De Mel, and his collaborators, and he has several drawn from universities in the US and the UK, build on pioneering, but breathtakingly simple techniques pioneered by Esther Dufulo and Abijith Bannerjee, located at what’s called the poverty lab at MIT, whose new book, Poor Economics: A Radical Rethinking of the Way to Fight Global Poverty has won prizes and got rave reviews. The technique, borrowed from clinical trials in medicine is the double-blind field study, done over the long duration. In the paper de Mel and his colleagues presented at the Peradeniya conference, one of many, perhaps over a dozen, papers they have authored on this cluster of issues, micro credit infusions for small entrepreneurs was the object of inquiry. Rather than act as six week evaluators on something already done, in this study the researchers themselves, using careful randomised techniques, select participants in several groups, adjusting in each study for gender, previous business experience, aptitude, and training. Then, results are tabulated over many months, during and then after the micro credit infusion has ended.
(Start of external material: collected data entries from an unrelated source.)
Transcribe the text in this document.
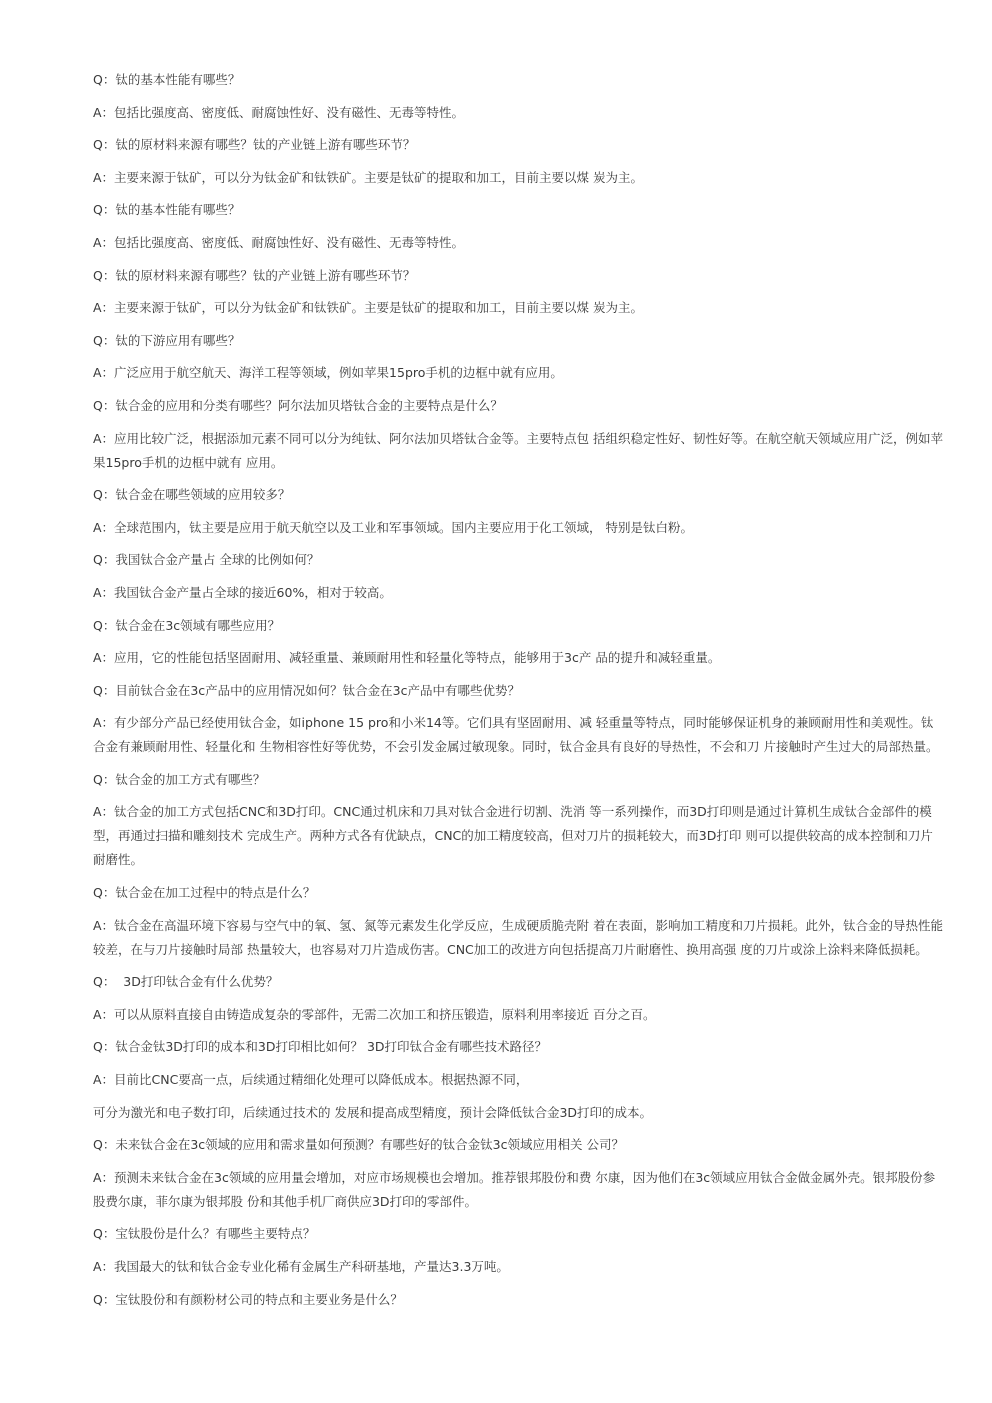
Q：钛的基本性能有哪些？

A：包括比强度高、密度低、耐腐蚀性好、没有磁性、无毒等特性。

Q：钛的原材料来源有哪些？钛的产业链上游有哪些环节？

A：主要来源于钛矿，可以分为钛金矿和钛铁矿。主要是钛矿的提取和加工，目前主要以煤 炭为主。

Q：钛的基本性能有哪些？

A：包括比强度高、密度低、耐腐蚀性好、没有磁性、无毒等特性。

Q：钛的原材料来源有哪些？钛的产业链上游有哪些环节？

A：主要来源于钛矿，可以分为钛金矿和钛铁矿。主要是钛矿的提取和加工，目前主要以煤 炭为主。

Q：钛的下游应用有哪些？

A：广泛应用于航空航天、海洋工程等领域，例如苹果15pro手机的边框中就有应用。

Q：钛合金的应用和分类有哪些？阿尔法加贝塔钛合金的主要特点是什么？

A：应用比较广泛，根据添加元素不同可以分为纯钛、阿尔法加贝塔钛合金等。主要特点包 括组织稳定性好、韧性好等。在航空航天领域应用广泛，例如苹果15pro手机的边框中就有 应用。

Q：钛合金在哪些领域的应用较多？

A：全球范围内，钛主要是应用于航天航空以及工业和军事领域。国内主要应用于化工领域， 特别是钛白粉。

Q：我国钛合金产量占 全球的比例如何？

A：我国钛合金产量占全球的接近60%，相对于较高。

Q：钛合金在3c领域有哪些应用？

A：应用，它的性能包括坚固耐用、减轻重量、兼顾耐用性和轻量化等特点，能够用于3c产 品的提升和减轻重量。

Q：目前钛合金在3c产品中的应用情况如何？钛合金在3c产品中有哪些优势？

A：有少部分产品已经使用钛合金，如iphone 15 pro和小米14等。它们具有坚固耐用、减 轻重量等特点，同时能够保证机身的兼顾耐用性和美观性。钛合金有兼顾耐用性、轻量化和 生物相容性好等优势，不会引发金属过敏现象。同时，钛合金具有良好的导热性，不会和刀 片接触时产生过大的局部热量。

Q：钛合金的加工方式有哪些？

A：钛合金的加工方式包括CNC和3D打印。CNC通过机床和刀具对钛合金进行切割、洗消 等一系列操作，而3D打印则是通过计算机生成钛合金部件的模型，再通过扫描和雕刻技术 完成生产。两种方式各有优缺点，CNC的加工精度较高，但对刀片的损耗较大，而3D打印 则可以提供较高的成本控制和刀片耐磨性。

Q：钛合金在加工过程中的特点是什么？

A：钛合金在高温环境下容易与空气中的氧、氢、氮等元素发生化学反应，生成硬质脆壳附 着在表面，影响加工精度和刀片损耗。此外，钛合金的导热性能较差，在与刀片接触时局部 热量较大，也容易对刀片造成伤害。CNC加工的改进方向包括提高刀片耐磨性、换用高强 度的刀片或涂上涂料来降低损耗。

Q：  3D打印钛合金有什么优势？

A：可以从原料直接自由铸造成复杂的零部件，无需二次加工和挤压锻造，原料利用率接近 百分之百。

Q：钛合金钛3D打印的成本和3D打印相比如何？ 3D打印钛合金有哪些技术路径？

A：目前比CNC要高一点，后续通过精细化处理可以降低成本。根据热源不同，

可分为激光和电子数打印，后续通过技术的 发展和提高成型精度，预计会降低钛合金3D打印的成本。

Q：未来钛合金在3c领域的应用和需求量如何预测？有哪些好的钛合金钛3c领域应用相关 公司？

A：预测未来钛合金在3c领域的应用量会增加，对应市场规模也会增加。推荐银邦股份和费 尔康，因为他们在3c领域应用钛合金做金属外壳。银邦股份参股费尔康，菲尔康为银邦股 份和其他手机厂商供应3D打印的零部件。

Q：宝钛股份是什么？有哪些主要特点？

A：我国最大的钛和钛合金专业化稀有金属生产科研基地，产量达3.3万吨。

Q：宝钛股份和有颜粉材公司的特点和主要业务是什么？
I will not be able to do justice to their finding here but suffice to say, they seemed far more granular and yet more robust, that any ‘project evaluation’ I have read.


Breathtaking result
Learning from one result was breathtaking – of the female entrepreneurs who were selected for a micro credit infusion, the gains of the infusion declined to almost zero after 16 months. Does that not give you pause? De Mel should be congratulated for the careful, painstaking work he is doing; all of us can learn from it.
These techniques, it is important to understand, are not simply limited to questions about micro credit or even, in the strict sense economics. Applications are wider as endless as the researchers’ imagination. For example MIT poverty lab experiments have included asking questions as useful and yet unasked as, how absenteeism among school teachers could be reduced. It turns out that a controlled study proved that having a student photograph the teacher, with a time/date stamped digital camera, at the beginning and end of the school day, with a small financial incentive to reward increased attendance, to be hugely successful; much more so than the old idea of signing the attendance register!
I hesitate of course to proclaim panaceas. No doubt there are none. But yes, we always will have public policies. It is a good idea to test them out.